Namun, sekali lagi, ber-mujâhadah dan riyâdhah ada ilmunya.
***
Ilmu merupakan asas pokok dalam segala hal. Tanpa ilmu, tidak akan bisa dibedakan mana yang benar dan mana yang salah. Terkadang kita mengira sedang melakukan perbuatan baik, namun sebenarnya kita melakukan perbuatan buruk, disebabkan kita tidak tahu ilmunya. Maka, menjadi jelaslah antara keutamaan seorang yang berilmu dan yang tidak, sebagaimana banyak dijelaskan di al-Qur’an, Hadis dan pernyataan para ulama.
Hanya saja, keutamaan ilmu dan orang yang berilmu bisa terwujudkan, apabila diiringi dengan amaliah yang sesuai dengan ilmu yang didapatkannya. Ilmu dan ibadah adalah ibarat dua mata uang. Mencari ilmu ya untuk ibadah, ibadah ya dengan ilmu.
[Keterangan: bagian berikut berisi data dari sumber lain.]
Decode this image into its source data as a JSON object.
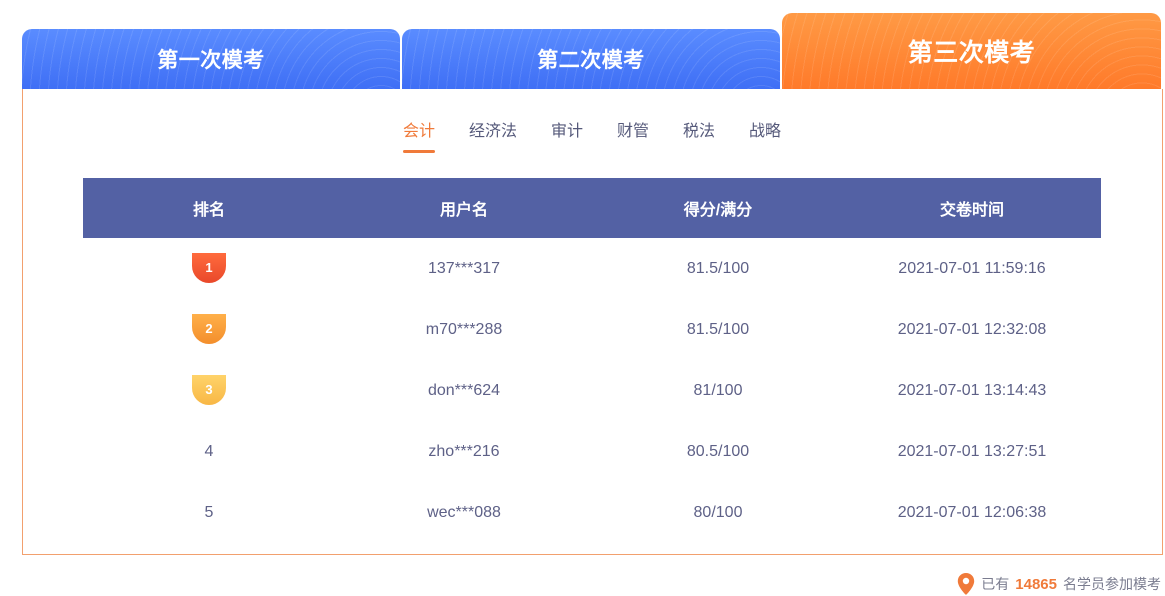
{
  "exam_tabs": [
    {
      "label": "第一次模考"
    },
    {
      "label": "第二次模考"
    },
    {
      "label": "第三次模考",
      "active": true
    }
  ],
  "subjects": [
    "会计",
    "经济法",
    "审计",
    "财管",
    "税法",
    "战略"
  ],
  "active_subject": "会计",
  "table": {
    "headers": [
      "排名",
      "用户名",
      "得分/满分",
      "交卷时间"
    ],
    "rows": [
      {
        "rank": "1",
        "user": "137***317",
        "score": "81.5/100",
        "time": "2021-07-01 11:59:16"
      },
      {
        "rank": "2",
        "user": "m70***288",
        "score": "81.5/100",
        "time": "2021-07-01 12:32:08"
      },
      {
        "rank": "3",
        "user": "don***624",
        "score": "81/100",
        "time": "2021-07-01 13:14:43"
      },
      {
        "rank": "4",
        "user": "zho***216",
        "score": "80.5/100",
        "time": "2021-07-01 13:27:51"
      },
      {
        "rank": "5",
        "user": "wec***088",
        "score": "80/100",
        "time": "2021-07-01 12:06:38"
      }
    ]
  },
  "footer": {
    "prefix": "已有",
    "count": "14865",
    "suffix": "名学员参加模考"
  },
  "colors": {
    "accent": "#f07a3a",
    "header_bg": "#5361a4",
    "medal_1": "#f25a2f",
    "medal_2": "#f7a23a",
    "medal_3": "#fcc45a",
    "location_icon": "location-pin-icon"
  }
}
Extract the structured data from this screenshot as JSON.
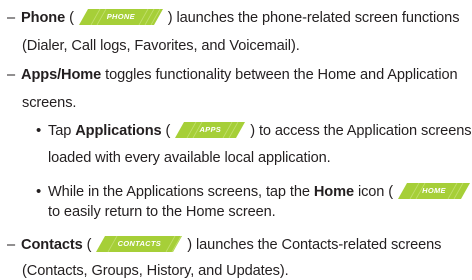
{
  "items": {
    "phone": {
      "dash": "–",
      "label": "Phone",
      "paren_open": "(",
      "badge": "PHONE",
      "paren_close": ")",
      "text_line1": " launches the phone-related screen functions",
      "text_line2": "(Dialer, Call logs, Favorites, and Voicemail)."
    },
    "apps_home": {
      "dash": "–",
      "label": "Apps/Home",
      "text_line1": " toggles functionality between the Home and Application",
      "text_line2": "screens."
    },
    "applications": {
      "bullet": "•",
      "prefix": "Tap ",
      "label": "Applications",
      "paren_open": " (",
      "badge": "APPS",
      "paren_close": ")",
      "text_line1": " to access the Application screens",
      "text_line2": "loaded with every available local application."
    },
    "home": {
      "bullet": "•",
      "prefix": "While in the Applications screens, tap the ",
      "label": "Home",
      "suffix": " icon (",
      "badge": "HOME",
      "paren_close": ")",
      "text_line2": "to easily return to the Home screen."
    },
    "contacts": {
      "dash": "–",
      "label": "Contacts",
      "paren_open": " (",
      "badge": "CONTACTS",
      "paren_close": ")",
      "text_line1": " launches the Contacts-related screens",
      "text_line2": "(Contacts, Groups, History, and Updates)."
    }
  },
  "colors": {
    "badge_fill": "#a6cf38",
    "badge_stripe": "#c9e37c",
    "badge_text": "#ffffff",
    "text": "#231f20"
  }
}
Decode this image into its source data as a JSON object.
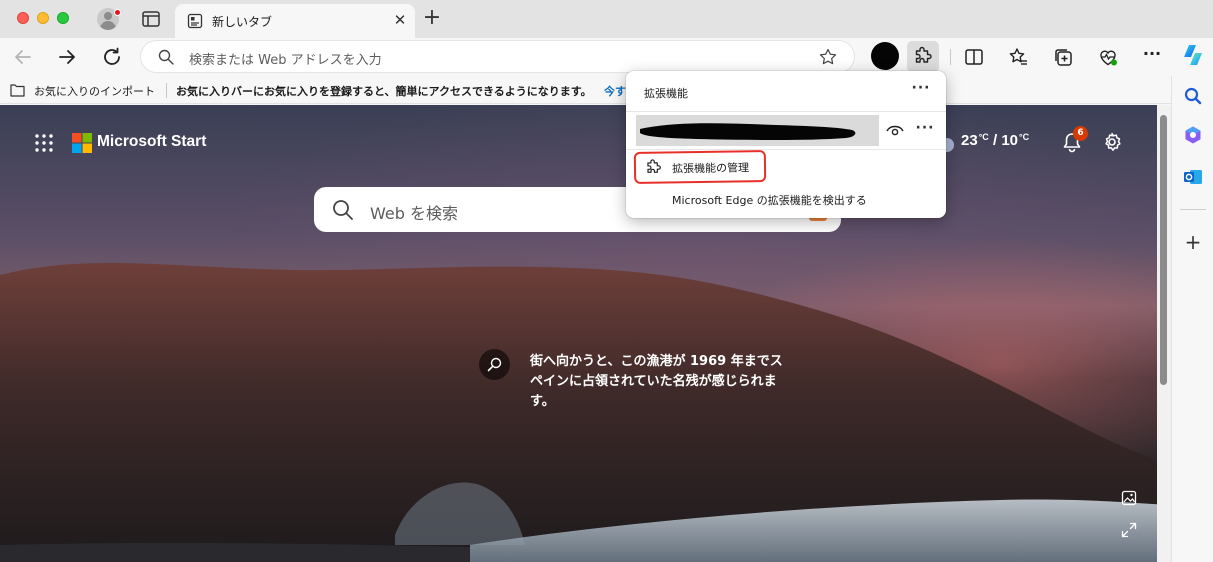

Banyak di antara kita yang tertipu dengan keutamaan ilmu dan ahlinya, sampai-sampai kita meninggalkan ibadah dan sibuk dengan belajar. Ini juga merupakan tipu daya setan. Menuntut ilmu sambil beribadah bukanlah sesuatu yang tidak mungkin, Imam asy-Syafi‘i bisa membagi waktunya untuk belajar dan ibadah bahkan untuk istirahat. Beliau membagi tiga waktu pada tiap malamnya; sepertiga malam pertama untuk belajar, sepertiga kedua untuk ibadah dan sepertiga ketiga untuk istirahat.